Comment Re:Sounds like John Gilmore has called it accurate (Score 1) 362

NULL algorithms are also handy when you just want to do secure authentication but nothing else. I have an SSH implementation with the none cipher enabled because it means I get packet verification and secure authentication without the overhead of AES when I'm just moving a bunch of non-secure log files (or don't want to install a totally different daemon on a machine on a local network).

Comment Re:Sounds like John Gilmore has called it accurate (Score 0) 362

In all seriousness this guy has written an incredibly vague article, dropped Snowden's name and let the geek community's intellectual blindspot for the emotions they convince themselves they don't have do the rest of the work for them.

Within a few weeks this article, like all the others, will be walked back once it turns out the guy had little if any clue of what he was talking about or reading, and it will turn out he was simply making huge leaps of logic not unlike the previous Guardian articles like Greenwald.

Comment Re:Except ... (Score 1) 250

How is that a bad solution?

When your problem is having a lot of people who by definition can't be limited in any real fashion of their access in order to their job, a good answer is, depending on what you think the cost of a breach is, to centralize and reduce the numbers to a level which is manageable for near constant surveillance.

Maybe you can't keep a close eye on 1000 sysadmins (reasonable, its a number well above the monkey-sphere size of a human brain, so there's a espirit de corps issue there) but if you could get that number down to 100, then that's low enough that you could run them all in the same department, where everyone would "know" everyone as a real person with some room to spare for management and oversight.

It might not be an ideal or cheap solution, but it would work.
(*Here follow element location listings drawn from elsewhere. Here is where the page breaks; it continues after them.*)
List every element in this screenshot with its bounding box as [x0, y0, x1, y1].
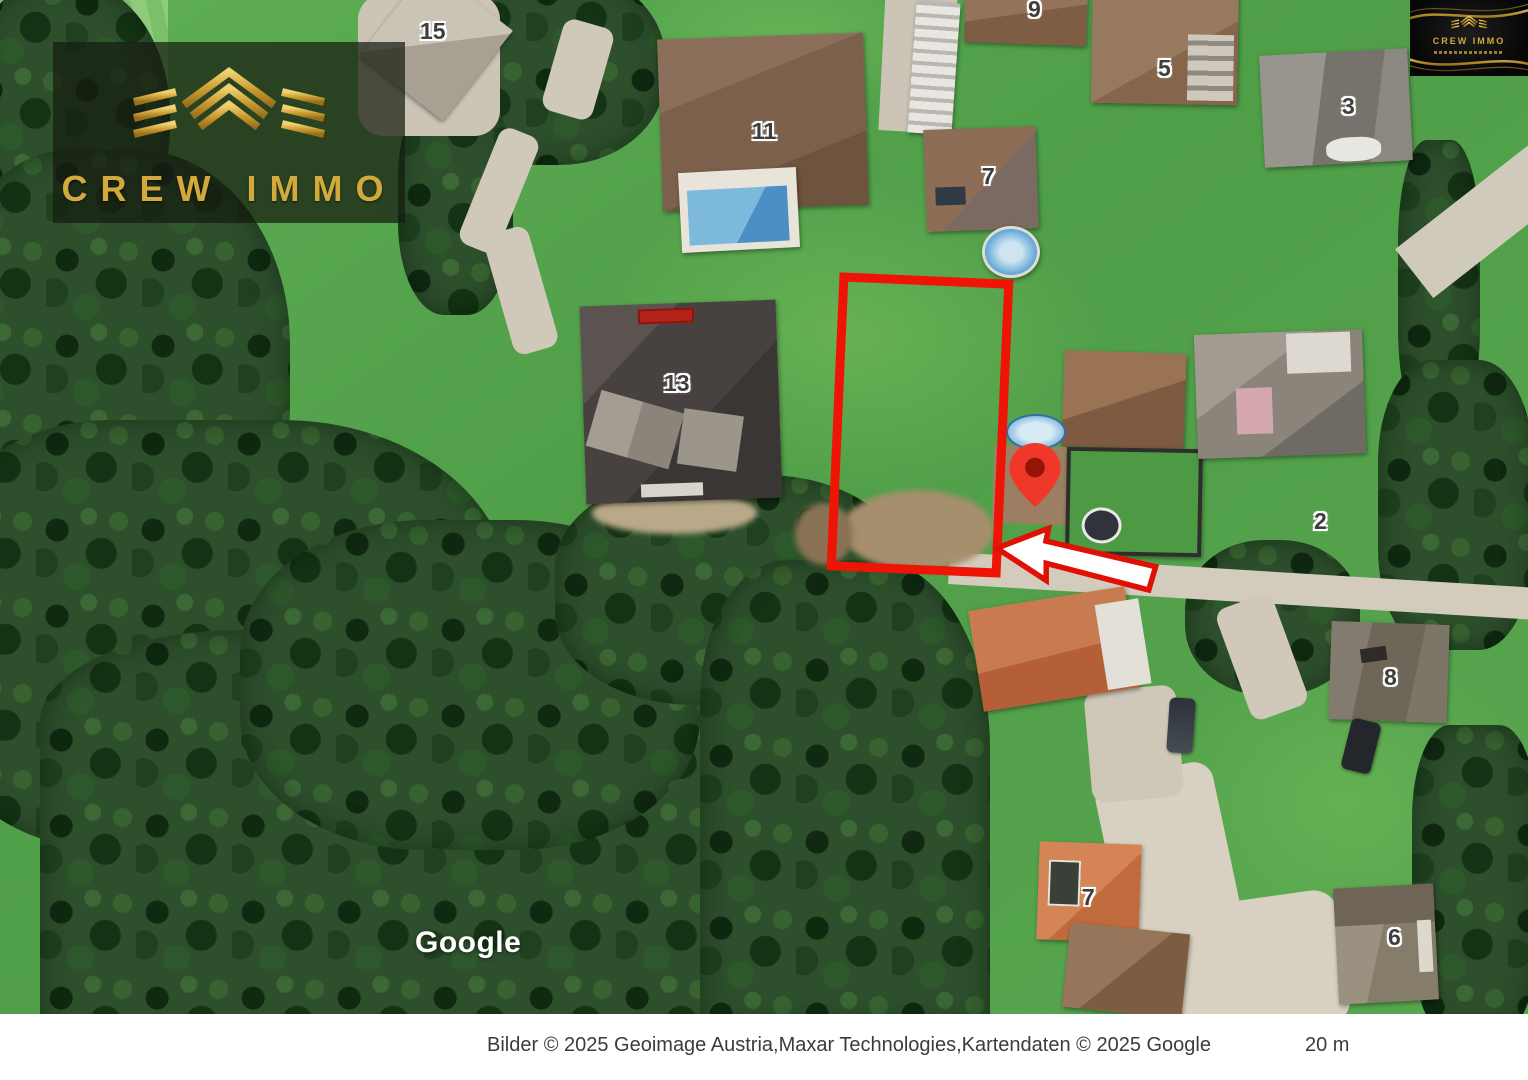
swimming-pool [687, 185, 790, 245]
parcel-outline [827, 272, 1014, 577]
house-annex-white [1095, 598, 1152, 690]
house-3-terrace [1326, 136, 1382, 163]
badge-tagline-line [1434, 51, 1504, 54]
house-13-roof [580, 300, 783, 505]
house-5-roof [1091, 0, 1239, 105]
house-label-8: 8 [1384, 664, 1397, 691]
house-2-pink-section [1236, 387, 1274, 434]
house-2-roof [1194, 329, 1366, 459]
porch [641, 482, 703, 497]
location-pin-icon [1009, 443, 1061, 507]
house-7-top-roof [923, 126, 1038, 232]
skylight [1360, 646, 1388, 663]
house-3-roof [1259, 48, 1413, 168]
house-label-9: 9 [1028, 0, 1041, 23]
listing-image: 15 11 9 7 5 3 13 2 8 7 6 Google CREW IMM… [0, 0, 1528, 1080]
house-13-wing [586, 390, 685, 469]
house-13-wing [677, 408, 744, 472]
house-label-3: 3 [1342, 93, 1355, 120]
crew-immo-logo-text: CREW IMMO [53, 168, 405, 210]
parked-car [1166, 697, 1196, 754]
path [1171, 887, 1353, 1014]
roof-sign [638, 307, 694, 324]
house-5-facade [1187, 34, 1234, 101]
house-label-11: 11 [752, 118, 776, 145]
house-label-2: 2 [1314, 508, 1327, 535]
badge-buildings-icon [1441, 12, 1497, 33]
house-label-7-top: 7 [982, 163, 995, 190]
greenhouse [907, 1, 960, 136]
house-6-roof [1333, 883, 1439, 1004]
google-watermark: Google [415, 926, 521, 960]
roof-window [1048, 860, 1082, 907]
house-label-13: 13 [664, 370, 690, 397]
solar-panel [935, 187, 966, 206]
house-9-roof [964, 0, 1088, 46]
house-label-7-bottom: 7 [1082, 884, 1095, 911]
pool-deck [678, 167, 800, 253]
house-6-white-edge [1417, 920, 1434, 973]
house-mid-roof [1061, 350, 1186, 450]
attribution-text: Bilder © 2025 Geoimage Austria,Maxar Tec… [487, 1034, 1211, 1057]
scale-label: 20 m [1305, 1034, 1349, 1057]
house-label-6: 6 [1388, 924, 1401, 951]
house-7-bottom-annex [1062, 922, 1190, 1014]
house-label-15: 15 [420, 18, 446, 45]
crew-immo-badge: CREW IMMO [1410, 0, 1528, 76]
attribution-bar: Bilder © 2025 Geoimage Austria,Maxar Tec… [0, 1014, 1528, 1080]
forest-patch [700, 560, 990, 1014]
house-2-white-section [1286, 332, 1351, 374]
crew-immo-buildings-icon [79, 50, 379, 160]
round-pool [982, 226, 1040, 278]
crew-immo-logo-plate: CREW IMMO [53, 42, 405, 223]
house-label-5: 5 [1158, 55, 1171, 82]
badge-logo-text: CREW IMMO [1410, 36, 1528, 46]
Maybe they're weighting off the increased scope of a potential breach against the reductions in likelihood or speed with which it could be caught? Maybe, just maybe, you, Slashdot poster, aren't actually smarter then everyone else in the world.

Comment Re:No need for that anymore... (Score 1) 250

The fact we usually know what Mossad has done doesn't speak well of their effectivness. You want your secret intelligence services to do things that remain secret.

The other thing to remember is that by and large the CIA are spies. Mossad is notable because they kill a lot of people, but that's hardly what an intelligence agency is actually all about.

Comment Re:But but but...... (Score 4, Interesting) 262

Elon is _not_ the kind of guy to bow to conventional wisdom. SpaceX is one giant experiment to reevaluate 'conventional wisdom' about access to space, from the ground up. They're learning that while certain corners cannot be cut, there _are_ ways to economise.

Tom Markusic has come right out and said that they can develop Merlin 2 (engine for their super-heavy lift vehicle) in three years for $1b. I don't know the odds of a company the size of SpaceX getting their hands on that kind of money any time soon.

The thing about SpaceX is that it would be really great if NASA could get out of the business of getting access to low-earth orbit, and focus instead on the types of platforms that get us from LEO to the moon or other planets. The best way forward I can see for the immediate future of manned exploration is definitely going to be figuring out what can be done with SpaceX platforms - and Elon Musk at least seems super onboard with anything involving sending people to Mars.

Comment Re:Is anybody surprised? (Score 1) 147

But the thing is this is all digital: it can be data-mined easily. You're not going around to businesses collecting receipts, or having to even mangle data so it can be correlated from different sources. Everything's in the same format, and easily analyzable by computer.

Part of the difficulty of normal forensic accounting is that the data formats suck. But for pure tracking purposes, BitCoin is a dream - all the data is owned by everyone all the time as a nature of the protocol, so you can build social graphs and run correlation functions as much as you want.